Reaching the end of northeastern Greece, I had one last site I wanted to visit. By now I had done a great deal of wetland birding, so was looking forward to exploring some other habitats. But before heading north to the Dadia Forest Reserve, I made a brief stop-over at one last wetland, the Evros Delta. Arriving in the late afternoon, I was rewarded with good views of European Roller and my first Levant Sparrowhawk. I had been hoping to see the latter for quite some time so was pleased to have finally caught up with it. The delta was far larger than I expected, so I could have easily spent a full day or two there. Besides the usual wetland species, there were also large numbers of waders in the shallows. A few hundred Spotted Redshanks were completely unexpected, as I had not seen this species since Norway in 2012. Most of the birds were still in their striking breeding plumage; all black with a generous sprinkling of fine white spots. There were also Northern Lapwings, Spur-winged Lapwings, Black-tailed Godwits, Ruffs and Marsh Sandpipers to complement the assortment of waders. A male Reed Bunting was also an unexpected surprised, while other interesting passerines included Calandra Lark, Greater Short-toed Lark and Tawny Pipit. I also found my first Isabelline Wheatear on the open flats. After stalking a pair for a while to get better views, I realised they were attending to their hungry offspring. I left them alone knowing that I would see the species again in Turkey.

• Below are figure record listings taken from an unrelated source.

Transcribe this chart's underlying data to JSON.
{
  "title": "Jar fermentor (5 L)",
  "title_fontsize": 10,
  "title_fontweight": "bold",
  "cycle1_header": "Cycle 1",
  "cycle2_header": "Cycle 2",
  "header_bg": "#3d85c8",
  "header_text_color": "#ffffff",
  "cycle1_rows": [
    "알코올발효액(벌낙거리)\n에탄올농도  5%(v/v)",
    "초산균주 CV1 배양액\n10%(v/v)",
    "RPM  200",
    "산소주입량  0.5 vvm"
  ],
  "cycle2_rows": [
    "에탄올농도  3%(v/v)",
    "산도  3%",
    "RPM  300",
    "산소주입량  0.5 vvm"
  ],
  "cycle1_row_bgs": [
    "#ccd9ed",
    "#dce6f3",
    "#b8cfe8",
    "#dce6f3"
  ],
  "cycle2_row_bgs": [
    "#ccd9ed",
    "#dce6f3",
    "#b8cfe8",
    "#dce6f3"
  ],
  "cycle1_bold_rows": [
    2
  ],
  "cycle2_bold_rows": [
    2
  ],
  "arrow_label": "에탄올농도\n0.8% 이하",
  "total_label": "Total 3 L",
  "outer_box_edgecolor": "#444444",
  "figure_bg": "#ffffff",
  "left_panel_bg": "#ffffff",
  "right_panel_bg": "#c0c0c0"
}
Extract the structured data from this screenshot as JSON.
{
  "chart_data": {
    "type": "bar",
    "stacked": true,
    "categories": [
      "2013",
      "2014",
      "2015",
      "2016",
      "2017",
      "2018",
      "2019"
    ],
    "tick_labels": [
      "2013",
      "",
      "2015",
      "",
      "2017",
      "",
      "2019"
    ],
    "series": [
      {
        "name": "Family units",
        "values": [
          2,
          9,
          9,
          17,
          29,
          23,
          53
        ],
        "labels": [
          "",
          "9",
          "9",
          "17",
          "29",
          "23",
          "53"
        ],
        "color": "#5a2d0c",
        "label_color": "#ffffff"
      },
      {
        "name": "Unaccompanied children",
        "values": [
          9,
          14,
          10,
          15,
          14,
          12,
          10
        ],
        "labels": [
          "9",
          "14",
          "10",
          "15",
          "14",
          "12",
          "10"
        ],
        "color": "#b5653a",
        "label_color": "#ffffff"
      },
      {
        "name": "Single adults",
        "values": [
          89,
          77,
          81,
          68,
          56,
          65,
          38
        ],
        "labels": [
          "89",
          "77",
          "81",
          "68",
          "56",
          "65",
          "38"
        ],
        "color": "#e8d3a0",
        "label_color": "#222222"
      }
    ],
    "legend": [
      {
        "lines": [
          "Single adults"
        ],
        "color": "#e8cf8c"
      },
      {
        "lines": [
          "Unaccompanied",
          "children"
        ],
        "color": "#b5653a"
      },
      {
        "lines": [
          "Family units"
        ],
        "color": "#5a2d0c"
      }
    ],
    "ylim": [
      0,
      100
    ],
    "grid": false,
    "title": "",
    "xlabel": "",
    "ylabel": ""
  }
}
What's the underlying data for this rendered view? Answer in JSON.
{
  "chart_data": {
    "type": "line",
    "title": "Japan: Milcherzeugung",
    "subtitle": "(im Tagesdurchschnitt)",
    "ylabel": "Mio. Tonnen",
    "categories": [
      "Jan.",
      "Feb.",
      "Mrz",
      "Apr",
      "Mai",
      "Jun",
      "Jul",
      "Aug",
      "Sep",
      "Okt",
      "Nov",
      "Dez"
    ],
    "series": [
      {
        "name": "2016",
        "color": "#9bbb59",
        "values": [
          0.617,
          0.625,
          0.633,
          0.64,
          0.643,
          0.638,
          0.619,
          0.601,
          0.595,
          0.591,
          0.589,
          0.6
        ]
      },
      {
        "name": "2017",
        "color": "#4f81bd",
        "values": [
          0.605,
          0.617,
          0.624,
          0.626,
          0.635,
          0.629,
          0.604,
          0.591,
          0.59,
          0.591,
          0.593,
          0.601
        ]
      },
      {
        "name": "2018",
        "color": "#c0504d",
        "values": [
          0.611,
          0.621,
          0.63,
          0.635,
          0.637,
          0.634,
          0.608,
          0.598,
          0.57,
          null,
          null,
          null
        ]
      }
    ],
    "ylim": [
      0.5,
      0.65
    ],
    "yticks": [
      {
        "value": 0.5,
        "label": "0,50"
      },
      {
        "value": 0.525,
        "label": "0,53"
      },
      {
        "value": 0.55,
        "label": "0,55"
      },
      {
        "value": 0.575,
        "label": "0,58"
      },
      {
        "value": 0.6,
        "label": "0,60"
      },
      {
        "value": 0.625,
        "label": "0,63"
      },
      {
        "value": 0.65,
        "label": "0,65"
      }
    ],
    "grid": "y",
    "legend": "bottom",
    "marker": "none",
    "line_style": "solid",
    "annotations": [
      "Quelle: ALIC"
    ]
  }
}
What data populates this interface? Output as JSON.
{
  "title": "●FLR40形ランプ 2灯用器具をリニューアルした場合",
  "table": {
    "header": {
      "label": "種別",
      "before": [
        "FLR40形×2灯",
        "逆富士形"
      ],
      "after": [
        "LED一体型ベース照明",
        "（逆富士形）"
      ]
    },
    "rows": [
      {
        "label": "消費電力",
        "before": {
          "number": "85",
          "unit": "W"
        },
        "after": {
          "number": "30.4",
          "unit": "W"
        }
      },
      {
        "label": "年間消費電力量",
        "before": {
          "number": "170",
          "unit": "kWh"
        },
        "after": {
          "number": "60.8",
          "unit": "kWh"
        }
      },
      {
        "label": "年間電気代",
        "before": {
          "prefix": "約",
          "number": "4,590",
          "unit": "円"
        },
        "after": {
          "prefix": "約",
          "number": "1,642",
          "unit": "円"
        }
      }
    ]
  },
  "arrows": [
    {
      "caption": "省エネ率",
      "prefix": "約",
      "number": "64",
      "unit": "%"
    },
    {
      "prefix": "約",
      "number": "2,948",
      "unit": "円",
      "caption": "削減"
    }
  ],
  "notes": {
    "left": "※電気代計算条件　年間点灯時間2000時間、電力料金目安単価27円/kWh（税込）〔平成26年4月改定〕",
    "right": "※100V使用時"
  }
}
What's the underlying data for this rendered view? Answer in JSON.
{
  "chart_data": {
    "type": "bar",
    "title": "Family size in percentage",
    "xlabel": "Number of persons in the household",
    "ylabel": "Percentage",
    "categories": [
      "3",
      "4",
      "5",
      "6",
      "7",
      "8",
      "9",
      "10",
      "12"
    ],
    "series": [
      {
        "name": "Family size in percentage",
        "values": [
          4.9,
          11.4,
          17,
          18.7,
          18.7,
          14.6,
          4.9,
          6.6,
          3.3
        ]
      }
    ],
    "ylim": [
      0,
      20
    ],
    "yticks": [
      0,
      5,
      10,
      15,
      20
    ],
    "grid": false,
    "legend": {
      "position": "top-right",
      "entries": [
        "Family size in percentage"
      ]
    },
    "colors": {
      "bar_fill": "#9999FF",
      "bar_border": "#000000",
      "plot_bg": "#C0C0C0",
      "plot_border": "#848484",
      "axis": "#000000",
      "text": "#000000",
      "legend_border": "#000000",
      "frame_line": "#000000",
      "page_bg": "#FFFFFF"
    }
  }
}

Salt marsh habitat at the Evros Delta.

I made a 40 km detour to the north of the Egnatia road to reach the village of Dadia. The Dadia Forest is well known for its diversity of breeding raptors, with 36 of the 38 species of European birds of prey recorded in the region. Dadia also supports three of Europe’s four vulture species, the most notable of these being the Eurasian Black Vulture. I spent two days in the Dadia forest Reserve and spent much of the time at the observation hide over-looking the vulture feeding restaurant. All three species of vultures visited the feeding area, including Eurasian Black Vulture, Eurasian Griffon Vulture and Egyptian Vulture. While I had seen Griffon Vulture previously in Croatia, the other two were lifers for me. The occasional Black Kite also made an appearance looking for scraps, and so did Ravens and Hooded Crows. Though there were not many raptor species about at the time, there was something surreal about just sitting in the hide watching the skies for incoming birds. Back at the reserve’s information centre I was again exposed to Greek generosity, when the staff gave me food for the road and a marvelous photo record of the birds of Dadia. 

Vultures at the feeding station in Dadia Forest Reserve.
As I departed from Dadia village I had a glimpse of a Booted Eagle flying overhead, followed by a Lesser Spotted Eagle carrying reptilian prey intended for a hungry offspring or two. Closer to the border with Turkey, I stocked up on some Greek yoghurt in the village of Peplos. While over-looking the border crossing, I turned to take a photograph of the sunset behind me, and was surprised when a touring cyclist popped into the frame. Alex had cycled from France, his home country, and was also heading for Turkey, Iran and India, much like me. The decision to cross the border at sunset was sealed and so we started our five-day journey to Istanbul.